HOW A MOTOR NEURON WINS THE COMPETITION

 

 

In the adult mammals each motor neuron innervates one or more muscle fibre-cells (motor units), although during prenatal life things are quite different. The immature neuromuscular junction receives inputs from several motor neurons, but these are gradually whittled away during early post-natal life, so that each muscle fibre-cell receives the axon by a single neuron. Two new studies investigated what determines which input will escape elimination and if the competition is mediated by local factors at the neuro-muscular junction level, or by some global property of the motor neuron (Kasturi N. & Lichtman J.W. The role of neuronal identity in synaptic competition. Nature 424, 426-430, 2003; Buffelli M. et al. genetic evidence that relative synaptic efficacy biases the outcome of synaptic competition. Nature 424, 430-434, 2003).
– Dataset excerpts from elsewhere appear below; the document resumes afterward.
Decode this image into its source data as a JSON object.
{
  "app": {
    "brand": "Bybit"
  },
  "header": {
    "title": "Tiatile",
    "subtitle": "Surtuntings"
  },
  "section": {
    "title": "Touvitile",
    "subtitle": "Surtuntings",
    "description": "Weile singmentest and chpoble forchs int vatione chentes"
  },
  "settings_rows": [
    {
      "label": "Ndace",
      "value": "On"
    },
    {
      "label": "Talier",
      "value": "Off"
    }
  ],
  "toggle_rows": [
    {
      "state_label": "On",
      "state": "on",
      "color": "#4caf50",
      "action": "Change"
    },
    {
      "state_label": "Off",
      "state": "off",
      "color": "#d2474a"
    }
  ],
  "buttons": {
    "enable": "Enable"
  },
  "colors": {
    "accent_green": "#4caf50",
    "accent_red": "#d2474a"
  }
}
Kasthuri and Lichtman demonstrated that as a motor neuron won the first competition could also beat the competitor at all the other neuromuscular junctions that were co-innervated by these two neurons. It would be interesting to study a competition among three neurons.

Which is the decisive factor in the competition? Buffelli and his colleagues showed that synaptic efficacy might be such a factor.

Since Kasthuri and Lichtman showed that the ranking of a motor neuron in the competitive hierarchy was inversely proportional to the size of its axonal tree, the findings of the two works might imply that each motor neuron has a finite supply of neurotransmitter, which is spread more thinly as the size of the motor neuron increases.

Further studies are needed to establish if natural variations in neurotransmission are sufficient to drive the competition or whether factors distributed in motor neurons are required.